Drittens verkennt der normative Rückbezug auf das vormoderne Dorf die Anpassungszwänge der dörflichen Gemeinschaft. Stadtluft macht nicht zuletzt deshalb frei, weil man als Städter nicht mehr den unentrinnbar dichten Kontrollen des Dorfes unterworfen ist. Die Stadt erlaubt ein Ausmaß an Individualisierung, das in der Enge der vormodernen Dorfgemeinschaft undenkbar war. Das zeigt sich selbst im Nachbarschaftsverhalten: die Kontakte des Städters zu seinen Nachbarn sind nicht nur beliebig, sehr allgemein und unverbindlich, sie sind auch zunehmend individualisiert: jedes Familienmitglied kann seinen eigenen nachbarlichen Verkehrskreis haben.
Die These vom Funktionsverlust von Nachbarschaft gilt auch nicht für alle Stadtbewohner. Für Kinder und alte Menschen ist Nachbarschaft nach wie vor von großer Bedeutung, da sie über die sozialen Kompetenzen und über die Mobilität zum Aufbau und zur Stabilisierung von weiträumigen Kontaktnetzen noch nicht oder nicht mehr verfügen. Für Frauen mit kleinen Kindern, insbesondere für Alleinerziehende, aber auch für Angehörige der Unterschicht gilt Ähnliches. Dichte nachbarliche Beziehungen findet man heute in Großstädten als Reste eines traditionellen Arbeitermilieus. Aber diese Milieus schwinden, weil die Armut, die die Arbeiter zusammenführte, ebenso geschwunden ist wie die Homogenität der Lebenslagen, die eine wesentliche Voraussetzung für funktionierende Nachbarschaften ist.

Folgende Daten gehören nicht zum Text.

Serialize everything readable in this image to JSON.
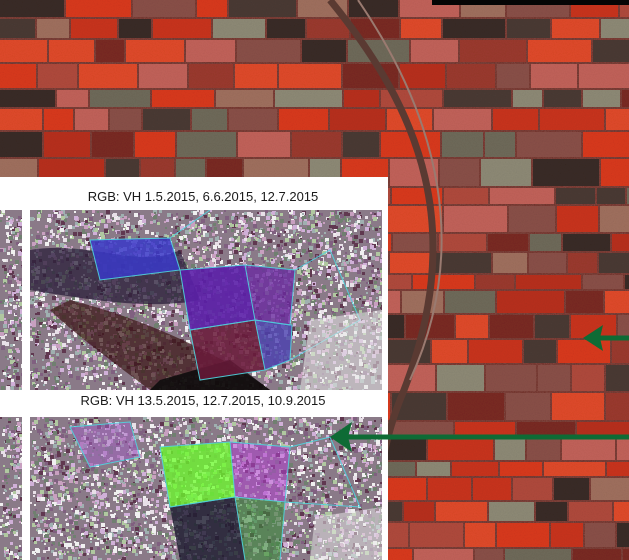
{
  "panel": {
    "titles": [
      "RGB: VH 1.5.2015, 6.6.2015, 12.7.2015",
      "RGB: VH 13.5.2015, 12.7.2015, 10.9.2015"
    ]
  },
  "colors": {
    "arrow": "#0e6b35",
    "field_boundary": "#4fd6e0",
    "panel_background": "#ffffff",
    "field_red": "#d9391f",
    "field_dark": "#3a2b26"
  },
  "arrows": [
    {
      "name": "arrow-upper",
      "direction": "left"
    },
    {
      "name": "arrow-lower",
      "direction": "left"
    }
  ]
}
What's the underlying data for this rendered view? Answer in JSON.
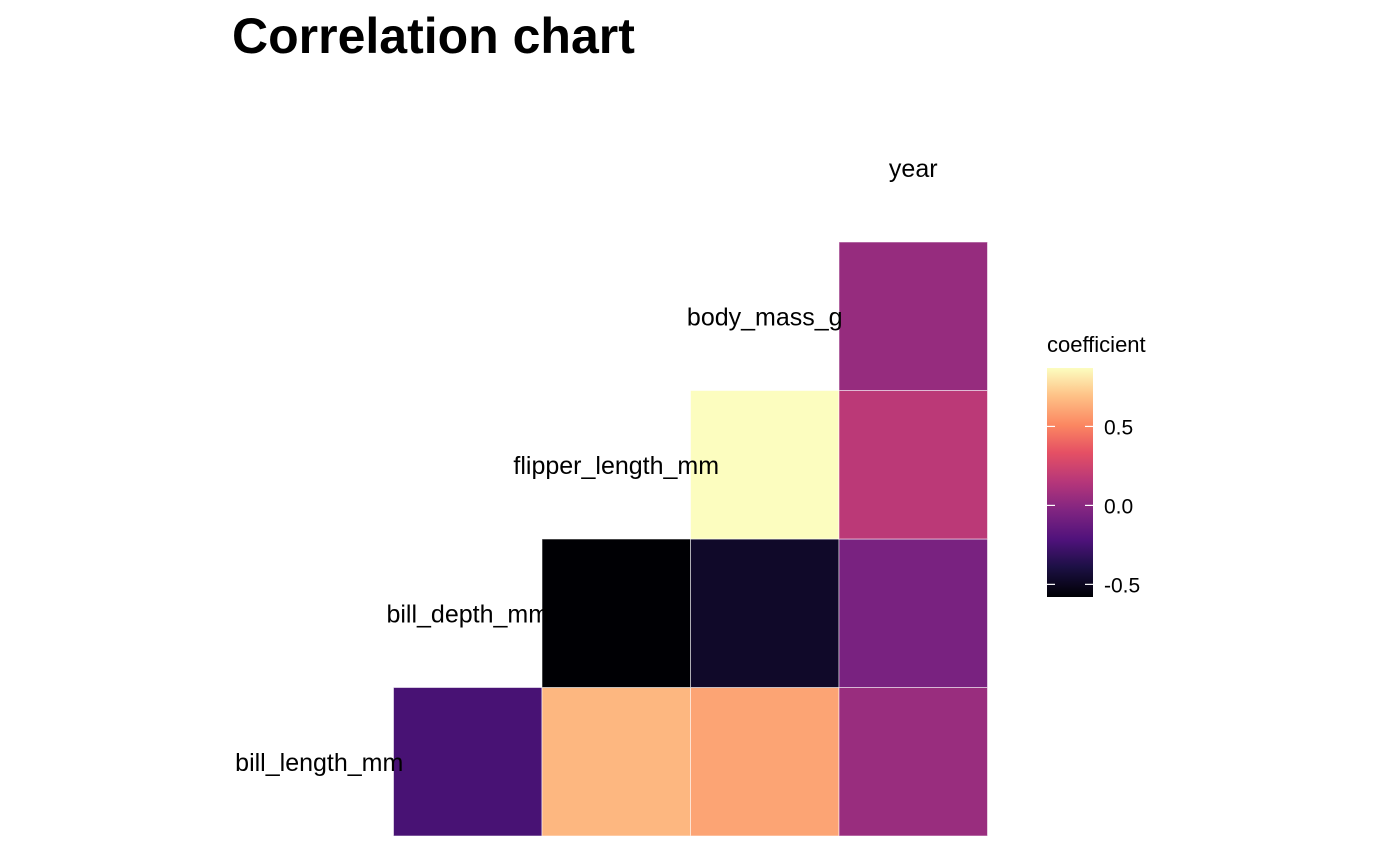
{
  "chart_data": {
    "type": "heatmap",
    "title": "Correlation chart",
    "variables": [
      "bill_length_mm",
      "bill_depth_mm",
      "flipper_length_mm",
      "body_mass_g",
      "year"
    ],
    "cells": [
      {
        "row": "bill_length_mm",
        "col": "bill_depth_mm",
        "value": -0.24
      },
      {
        "row": "bill_length_mm",
        "col": "flipper_length_mm",
        "value": 0.66
      },
      {
        "row": "bill_length_mm",
        "col": "body_mass_g",
        "value": 0.6
      },
      {
        "row": "bill_length_mm",
        "col": "year",
        "value": 0.05
      },
      {
        "row": "bill_depth_mm",
        "col": "flipper_length_mm",
        "value": -0.58
      },
      {
        "row": "bill_depth_mm",
        "col": "body_mass_g",
        "value": -0.47
      },
      {
        "row": "bill_depth_mm",
        "col": "year",
        "value": -0.06
      },
      {
        "row": "flipper_length_mm",
        "col": "body_mass_g",
        "value": 0.87
      },
      {
        "row": "flipper_length_mm",
        "col": "year",
        "value": 0.17
      },
      {
        "row": "body_mass_g",
        "col": "year",
        "value": 0.04
      }
    ],
    "legend": {
      "title": "coefficient",
      "ticks": [
        -0.5,
        0.0,
        0.5
      ],
      "tick_labels": [
        "-0.5",
        "0.0",
        "0.5"
      ],
      "range": [
        -0.58,
        0.87
      ],
      "colorscale": "magma",
      "placement": "right"
    },
    "grid": false
  }
}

Die traditionelle dörfliche Nachbarschaft war eine Notgemeinschaft. Im vormodernen Dorf war die Not allgegenwärtig und die Dorfbewohner waren ihr gleichermaßen unterworfen. Folglich entwickelten sich auch dauerhafte und verbindliche Hilfsnetze. Heute in der Stadt sind Notsituationen die Ausnahme, sie begründen deshalb keine dauerhaften und verbindlichen Nachbarschaften. Trotzdem gibt es auch heute noch Notsituationen, in denen Nachbarn stärker miteinander kooperieren. Das war nach dem Krieg so und es ist nach Naturkatastrophen oder bei Feuer immer noch der Fall. Typische Situationen intensiverer Zusammenarbeit unter Nachbarn ergeben sich auch, wenn eine neu gebaute Siedlung besiedelt wird. In solchen „Pioniersituationen“ herrscht anfangs oft ein reges nachbarschaftliches Zusammenleben und -arbeiten. Ist aber die Pioniersituation überwunden, üblicherweise nach zwei Jahren, reduziert sich das anfänglich intensive Nachbarschaftsleben auf die Normalität einer freundlichen Distanziertheit (Oswald 1966, 145).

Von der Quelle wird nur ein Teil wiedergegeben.